A friend of mine from South America came by recently and over conversation we were talking about coffee. He made an interesting comment that Chile, his country" had "no coffee culture".
The vast majority of Chileans consume instant coffee, he even called Chile "World Champions of Nescafe", but at the same time a small number of people had always enjoyed "good coffee". Chile grows no coffee, but Colombia, for example, is very close and therefore this "good" coffee is cheap. Although people do enjoy it, he felt that they had no common understanding of it, and simply did not think much about it. Therefore, no coffee culture existed.
That is changing. Not because connoiseurs have discovered the great product on their doorstep, but because Starbucks has "landed" (to use his word). Starbucks may have a bland and unexciting coffee offering, but it is using its marketing muscle to create the coffee culture and hopefully this will raise the general standard of coffee in Chile, hopefully setting more people on the road to disovering the better alternatives there to be tasted.
The same could be said for pizza in the UK. Once we had no concept of pizza, then Pizza Hut arrived and it was a revelation for most. Of course, 30+ years later they are no longer fashionable, but they created the market for the stonebaked, wood fired, thin crust and unique pizzas of today's restaurant and take away market.
What has this to do with wine? Well, I can't quite decide whether we will eventually emerge, pizza style, from the standardised wine offerings of the supermarkets, but we have certainly benefited from the fact that wine "landed" in the supermarkets not that many years ago.

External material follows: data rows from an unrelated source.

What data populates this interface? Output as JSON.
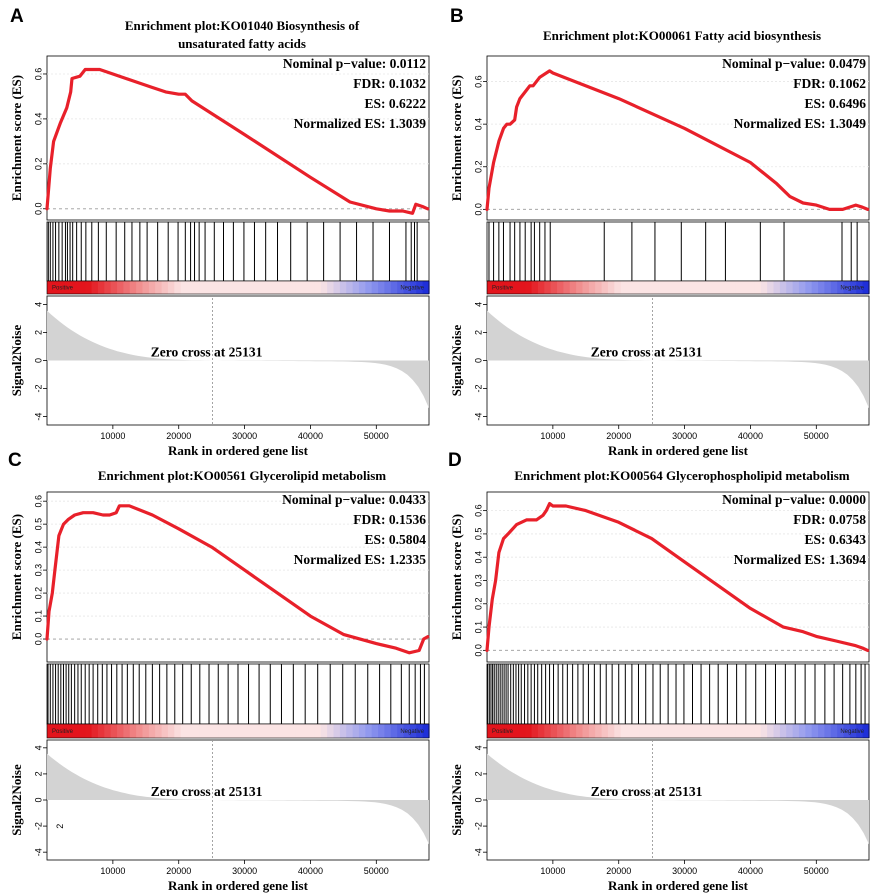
{
  "chart_data": [
    {
      "type": "line",
      "panel_letter": "A",
      "title": [
        "Enrichment plot:KO01040 Biosynthesis of",
        "unsaturated fatty acids"
      ],
      "stats": [
        "Nominal p−value: 0.0112",
        "FDR: 0.1032",
        "ES: 0.6222",
        "Normalized ES: 1.3039"
      ],
      "ylabel": "Enrichment score (ES)",
      "ylim": [
        -0.05,
        0.68
      ],
      "yticks": [
        "0.0",
        "0.2",
        "0.4",
        "0.6"
      ],
      "es_x": [
        0,
        500,
        1000,
        2000,
        3000,
        3600,
        3800,
        5000,
        5800,
        7000,
        8000,
        10000,
        12000,
        14000,
        16000,
        18000,
        20000,
        21000,
        22000,
        30000,
        40000,
        46000,
        50000,
        52000,
        54000,
        55500,
        56000,
        57000,
        57800
      ],
      "es_y": [
        0.0,
        0.18,
        0.3,
        0.38,
        0.45,
        0.52,
        0.58,
        0.59,
        0.62,
        0.62,
        0.62,
        0.6,
        0.58,
        0.56,
        0.54,
        0.52,
        0.51,
        0.51,
        0.48,
        0.33,
        0.14,
        0.03,
        0.0,
        -0.01,
        -0.01,
        -0.02,
        0.02,
        0.01,
        0.0
      ],
      "hits": [
        200,
        500,
        900,
        1300,
        1800,
        2300,
        2800,
        3100,
        3500,
        3900,
        4500,
        5200,
        5900,
        6800,
        7800,
        9000,
        10500,
        11800,
        12900,
        14100,
        15200,
        16800,
        18400,
        19900,
        21000,
        21800,
        22400,
        23100,
        24000,
        25400,
        26800,
        28300,
        29900,
        31500,
        33200,
        35000,
        37000,
        39500,
        42000,
        44500,
        47000,
        49500,
        52000,
        54500,
        55300,
        55800,
        56200
      ],
      "s2n_label": "Signal2Noise",
      "s2n_yticks": [
        "4",
        "2",
        "0",
        "-2",
        "-4"
      ],
      "zero_cross_label": "Zero cross at 25131",
      "zero_cross": 25131,
      "heatmap_pos_label": "Positive",
      "heatmap_neg_label": "Negative",
      "xlabel": "Rank in ordered gene list",
      "xticks": [
        10000,
        20000,
        30000,
        40000,
        50000
      ],
      "xlim": [
        0,
        58000
      ]
    },
    {
      "type": "line",
      "panel_letter": "B",
      "title": [
        "Enrichment plot:KO00061 Fatty acid biosynthesis"
      ],
      "stats": [
        "Nominal p−value: 0.0479",
        "FDR: 0.1062",
        "ES: 0.6496",
        "Normalized ES: 1.3049"
      ],
      "ylabel": "Enrichment score (ES)",
      "ylim": [
        -0.05,
        0.72
      ],
      "yticks": [
        "0.0",
        "0.2",
        "0.4",
        "0.6"
      ],
      "es_x": [
        0,
        300,
        1000,
        1800,
        2500,
        3000,
        3500,
        4200,
        4500,
        5000,
        6000,
        6500,
        7000,
        8000,
        9500,
        10000,
        20000,
        30000,
        40000,
        44000,
        46000,
        48000,
        50000,
        52000,
        54000,
        56000,
        57000,
        57800
      ],
      "es_y": [
        0.0,
        0.1,
        0.22,
        0.32,
        0.38,
        0.4,
        0.4,
        0.42,
        0.48,
        0.52,
        0.56,
        0.58,
        0.58,
        0.62,
        0.65,
        0.64,
        0.52,
        0.38,
        0.22,
        0.12,
        0.06,
        0.03,
        0.02,
        0.0,
        0.0,
        0.02,
        0.01,
        0.0
      ],
      "hits": [
        300,
        1000,
        1800,
        2500,
        3500,
        4200,
        5000,
        5800,
        6700,
        7200,
        8000,
        8800,
        9600,
        17800,
        22000,
        25500,
        29500,
        33200,
        36200,
        41500,
        45100,
        53900,
        55300,
        56200
      ],
      "s2n_label": "Signal2Noise",
      "s2n_yticks": [
        "4",
        "2",
        "0",
        "-2",
        "-4"
      ],
      "zero_cross_label": "Zero cross at 25131",
      "zero_cross": 25131,
      "heatmap_pos_label": "Positive",
      "heatmap_neg_label": "Negative",
      "xlabel": "Rank in ordered gene list",
      "xticks": [
        10000,
        20000,
        30000,
        40000,
        50000
      ],
      "xlim": [
        0,
        58000
      ]
    },
    {
      "type": "line",
      "panel_letter": "C",
      "title": [
        "Enrichment plot:KO00561 Glycerolipid metabolism"
      ],
      "stats": [
        "Nominal p−value: 0.0433",
        "FDR: 0.1536",
        "ES: 0.5804",
        "Normalized ES: 1.2335"
      ],
      "ylabel": "Enrichment score (ES)",
      "ylim": [
        -0.1,
        0.64
      ],
      "yticks": [
        "0.0",
        "0.1",
        "0.2",
        "0.3",
        "0.4",
        "0.5",
        "0.6"
      ],
      "es_x": [
        0,
        300,
        800,
        1200,
        1800,
        2500,
        3200,
        4200,
        5500,
        7000,
        8500,
        9500,
        10500,
        11000,
        12500,
        16000,
        20000,
        25000,
        30000,
        35000,
        40000,
        45000,
        50000,
        53000,
        55000,
        56500,
        57200,
        57800
      ],
      "es_y": [
        0.0,
        0.12,
        0.2,
        0.3,
        0.45,
        0.5,
        0.52,
        0.54,
        0.55,
        0.55,
        0.54,
        0.54,
        0.55,
        0.58,
        0.58,
        0.54,
        0.48,
        0.4,
        0.3,
        0.2,
        0.1,
        0.02,
        -0.02,
        -0.04,
        -0.06,
        -0.05,
        0.0,
        0.01
      ],
      "hits": [
        150,
        500,
        900,
        1300,
        1700,
        2100,
        2500,
        2900,
        3300,
        3700,
        4200,
        4700,
        5200,
        5800,
        6400,
        7000,
        7700,
        8400,
        9100,
        9800,
        10600,
        11400,
        12200,
        13100,
        14000,
        15000,
        16000,
        17100,
        18200,
        19400,
        20600,
        21900,
        23200,
        24600,
        26000,
        27500,
        29000,
        30600,
        32200,
        33900,
        35600,
        37400,
        39200,
        41100,
        43000,
        44900,
        46800,
        48700,
        50500,
        52200,
        53800,
        55000,
        55900,
        56700,
        57300
      ],
      "s2n_label": "Signal2Noise",
      "s2n_yticks": [
        "4",
        "2",
        "0",
        "-2",
        "-4"
      ],
      "zero_cross_label": "Zero cross at 25131",
      "zero_cross": 25131,
      "stray_label": "2",
      "heatmap_pos_label": "Positive",
      "heatmap_neg_label": "Negative",
      "xlabel": "Rank in ordered gene list",
      "xticks": [
        10000,
        20000,
        30000,
        40000,
        50000
      ],
      "xlim": [
        0,
        58000
      ]
    },
    {
      "type": "line",
      "panel_letter": "D",
      "title": [
        "Enrichment plot:KO00564 Glycerophospholipid metabolism"
      ],
      "stats": [
        "Nominal p−value: 0.0000",
        "FDR: 0.0758",
        "ES: 0.6343",
        "Normalized ES: 1.3694"
      ],
      "ylabel": "Enrichment score (ES)",
      "ylim": [
        -0.05,
        0.68
      ],
      "yticks": [
        "0.0",
        "0.1",
        "0.2",
        "0.3",
        "0.4",
        "0.5",
        "0.6"
      ],
      "es_x": [
        0,
        300,
        800,
        1300,
        1800,
        2500,
        3200,
        4500,
        6000,
        7500,
        8500,
        9000,
        9500,
        10000,
        12000,
        15000,
        20000,
        25000,
        30000,
        35000,
        40000,
        45000,
        48000,
        50000,
        53000,
        56000,
        57000,
        57800
      ],
      "es_y": [
        0.0,
        0.1,
        0.22,
        0.3,
        0.42,
        0.48,
        0.5,
        0.54,
        0.56,
        0.56,
        0.58,
        0.6,
        0.63,
        0.62,
        0.62,
        0.6,
        0.55,
        0.48,
        0.38,
        0.28,
        0.18,
        0.1,
        0.08,
        0.06,
        0.04,
        0.02,
        0.01,
        0.0
      ],
      "hits": [
        100,
        350,
        600,
        850,
        1100,
        1400,
        1700,
        2000,
        2300,
        2600,
        2900,
        3200,
        3600,
        4000,
        4400,
        4800,
        5200,
        5700,
        6200,
        6700,
        7200,
        7700,
        8300,
        8900,
        9500,
        10100,
        10800,
        11500,
        12200,
        13000,
        13800,
        14600,
        15400,
        16300,
        17200,
        18100,
        19000,
        20000,
        21000,
        22000,
        23000,
        24100,
        25200,
        26300,
        27500,
        28700,
        29900,
        31200,
        32500,
        33800,
        35100,
        36500,
        37900,
        39300,
        40800,
        42300,
        43800,
        45300,
        46800,
        48300,
        49800,
        51300,
        52700,
        54000,
        55100,
        56000,
        56800,
        57400
      ],
      "s2n_label": "Signal2Noise",
      "s2n_yticks": [
        "4",
        "2",
        "0",
        "-2",
        "-4"
      ],
      "zero_cross_label": "Zero cross at 25131",
      "zero_cross": 25131,
      "heatmap_pos_label": "Positive",
      "heatmap_neg_label": "Negative",
      "xlabel": "Rank in ordered gene list",
      "xticks": [
        10000,
        20000,
        30000,
        40000,
        50000
      ],
      "xlim": [
        0,
        58000
      ]
    }
  ],
  "colors": {
    "es_line": "#e8202a",
    "hit_line": "#000000",
    "s2n_fill": "#d3d3d3",
    "heat_pos": "#e3141c",
    "heat_neg": "#1f2fd9",
    "heat_mid": "#fbe4e4",
    "zero_line": "#9a9a9a"
  }
}
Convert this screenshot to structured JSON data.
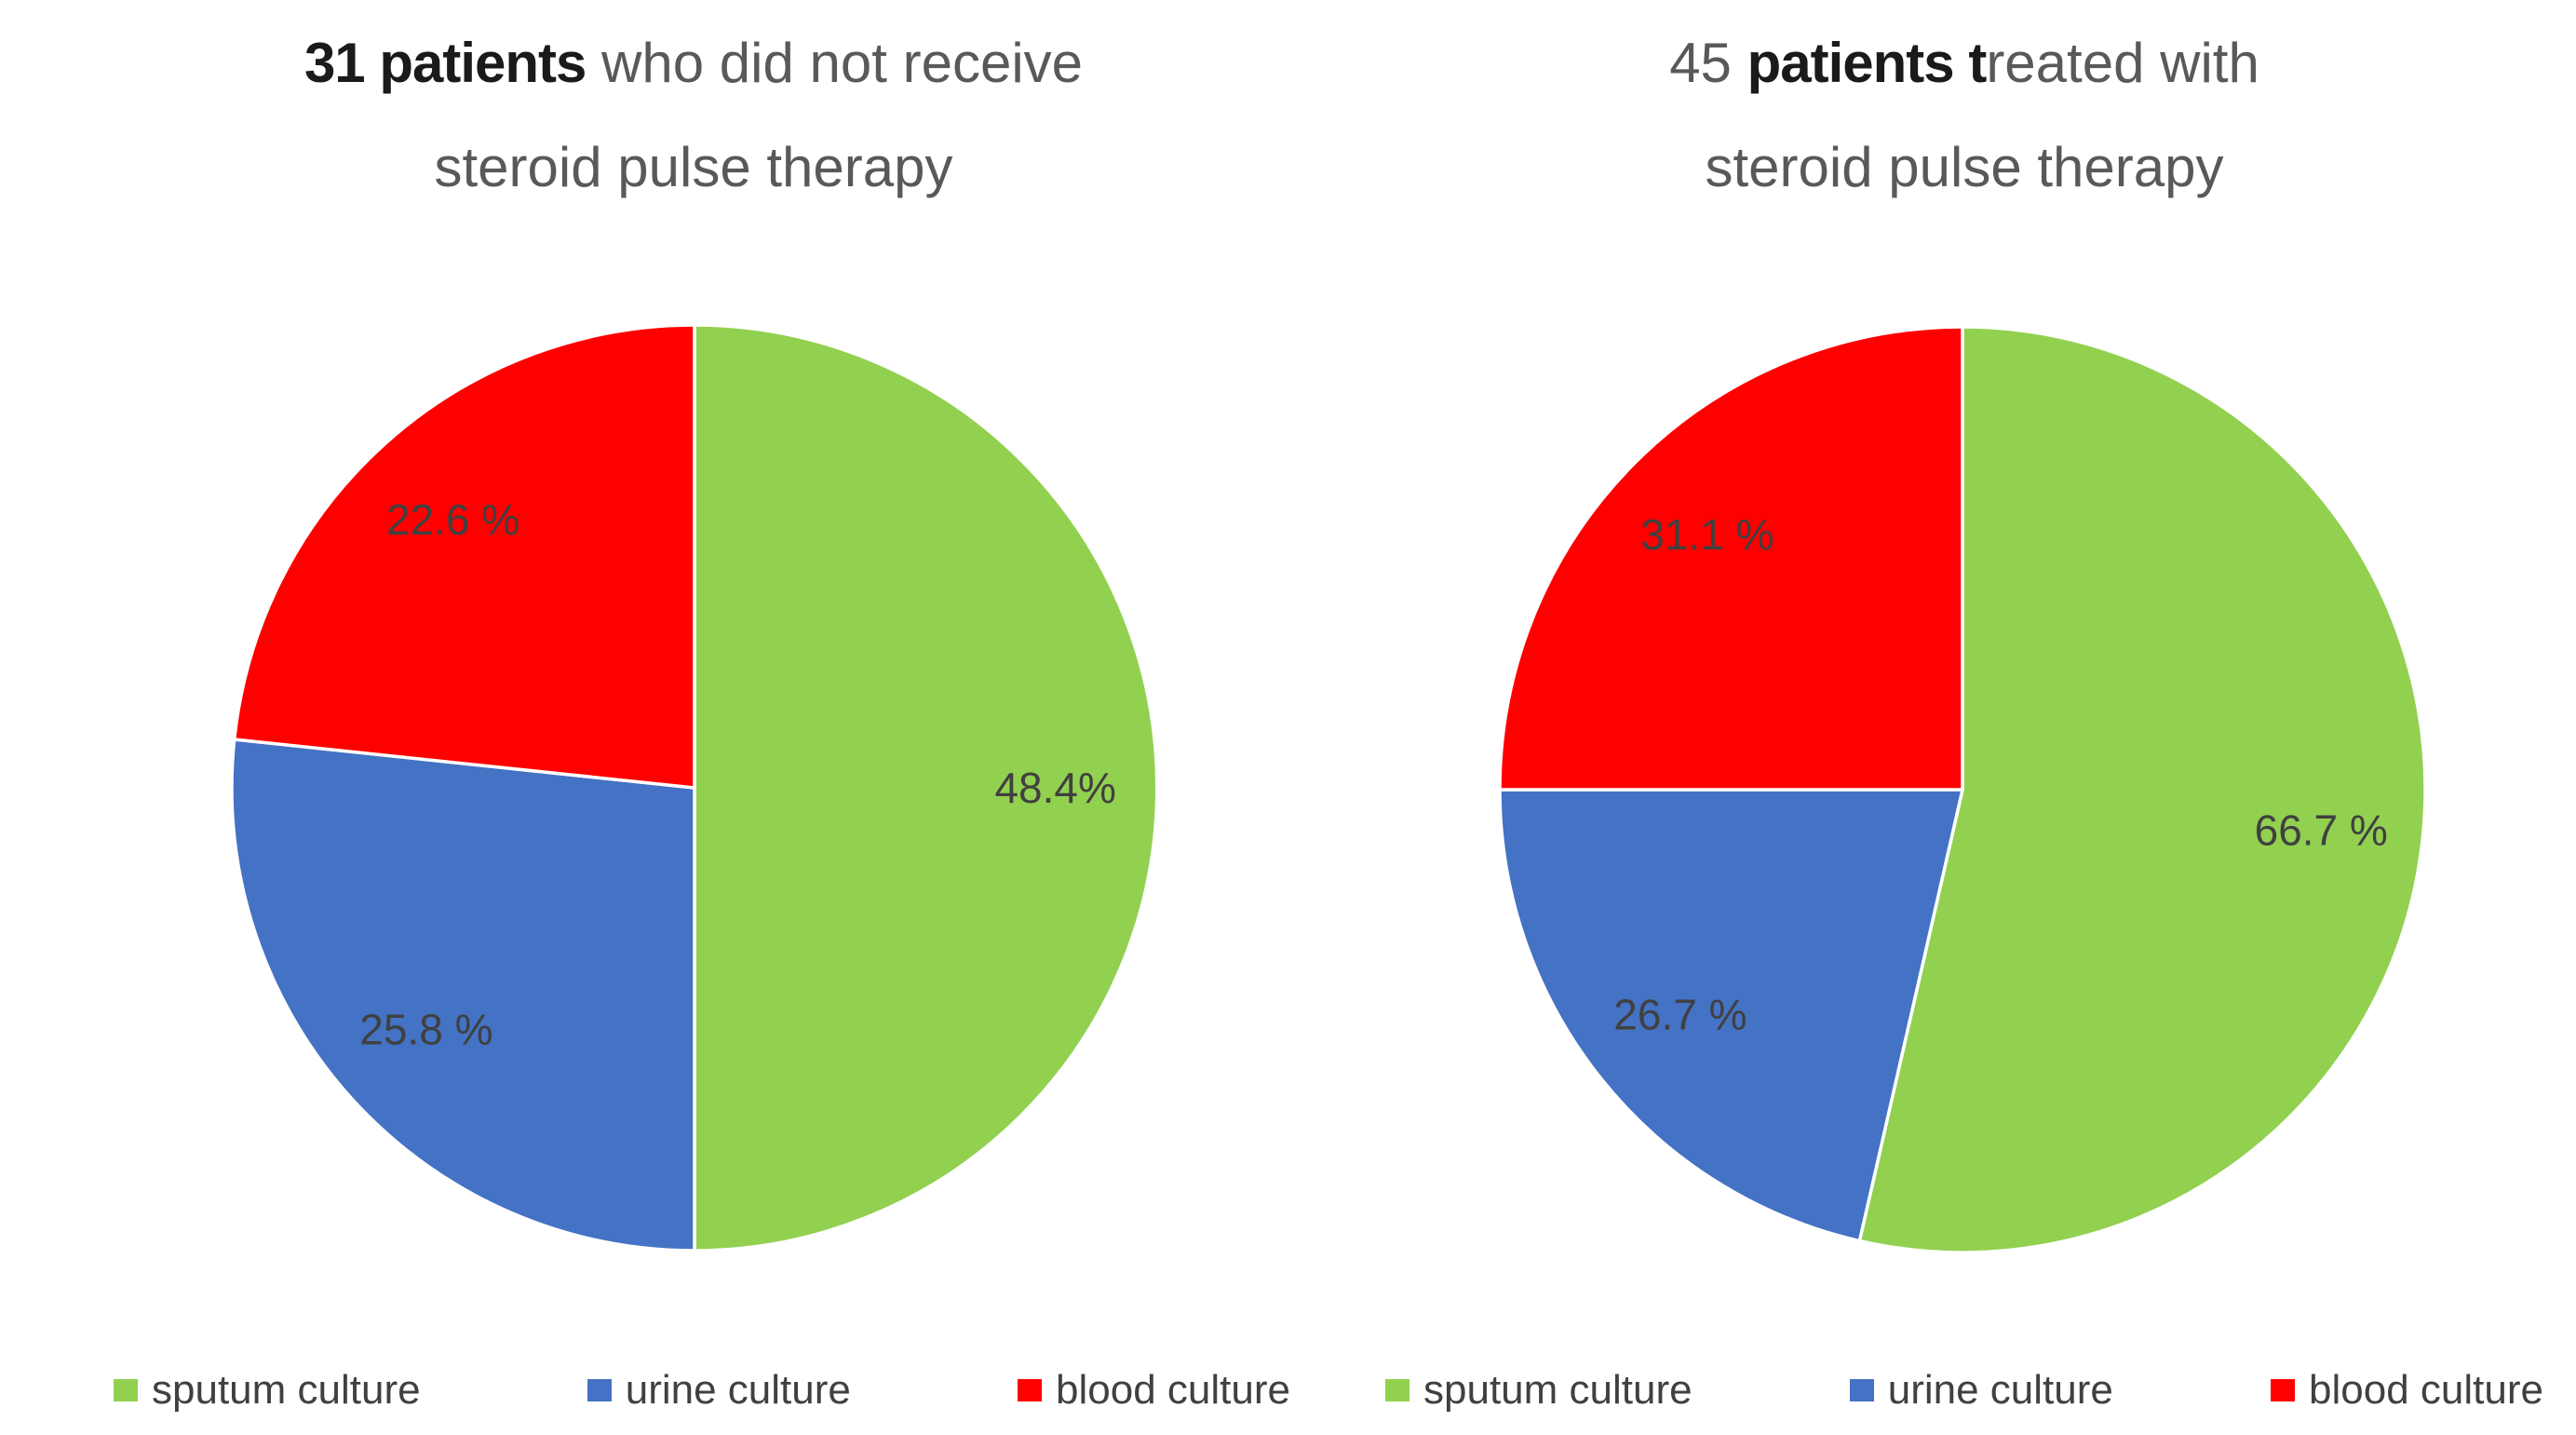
{
  "page": {
    "background_color": "#ffffff",
    "text_dark": "#1a1a1a",
    "text_gray": "#595959",
    "label_color": "#404040",
    "slice_separator_color": "#ffffff"
  },
  "charts": [
    {
      "title": {
        "line1_segments": [
          {
            "text": "31 patients",
            "emphasis": true
          },
          {
            "text": " who did not receive",
            "emphasis": false
          }
        ],
        "line2": "steroid pulse therapy"
      },
      "legend": [
        {
          "label": "sputum culture",
          "color": "#92d050"
        },
        {
          "label": "urine culture",
          "color": "#4472c4"
        },
        {
          "label": "blood culture",
          "color": "#ff0000"
        }
      ],
      "chart_data": {
        "type": "pie",
        "title": "31 patients who did not receive steroid pulse therapy",
        "legend_position": "bottom",
        "start_angle_deg": 0,
        "direction": "clockwise",
        "slices": [
          {
            "label": "sputum culture",
            "display_pct": "48.4%",
            "value_pct": 48.4,
            "arc_fraction": 0.5,
            "color": "#92d050"
          },
          {
            "label": "urine culture",
            "display_pct": "25.8 %",
            "value_pct": 25.8,
            "arc_fraction": 0.266667,
            "color": "#4472c4"
          },
          {
            "label": "blood culture",
            "display_pct": "22.6 %",
            "value_pct": 22.6,
            "arc_fraction": 0.233333,
            "color": "#ff0000"
          }
        ]
      }
    },
    {
      "title": {
        "line1_segments": [
          {
            "text": "45 ",
            "emphasis": false
          },
          {
            "text": "patients t",
            "emphasis": true
          },
          {
            "text": "reated with",
            "emphasis": false
          }
        ],
        "line2": "steroid pulse therapy"
      },
      "legend": [
        {
          "label": "sputum culture",
          "color": "#92d050"
        },
        {
          "label": "urine culture",
          "color": "#4472c4"
        },
        {
          "label": "blood culture",
          "color": "#ff0000"
        }
      ],
      "chart_data": {
        "type": "pie",
        "title": "45 patients treated with steroid pulse therapy",
        "legend_position": "bottom",
        "start_angle_deg": 0,
        "direction": "clockwise",
        "slices": [
          {
            "label": "sputum culture",
            "display_pct": "66.7 %",
            "value_pct": 66.7,
            "arc_fraction": 0.535714,
            "color": "#92d050"
          },
          {
            "label": "urine culture",
            "display_pct": "26.7 %",
            "value_pct": 26.7,
            "arc_fraction": 0.214286,
            "color": "#4472c4"
          },
          {
            "label": "blood culture",
            "display_pct": "31.1 %",
            "value_pct": 31.1,
            "arc_fraction": 0.25,
            "color": "#ff0000"
          }
        ]
      }
    }
  ]
}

It may seem depressing to the true wine lover with extensive knowledge of wines from around the world, but arguably we do not yet have a true wine culture in the UK where wine itself is the reason people get together. Whilst we might get together "for a coffee" or "have a pint with mates", we have yet to gather "for a carafe". What we have yet to create are wine environments that are focused on a specifically wine culture, but I am sure they will happen, and when they do, people will demand different, better and unique wines and THEN we can sit, back, order our organic thin crust quatro stagioni and enjoy our glass of wine.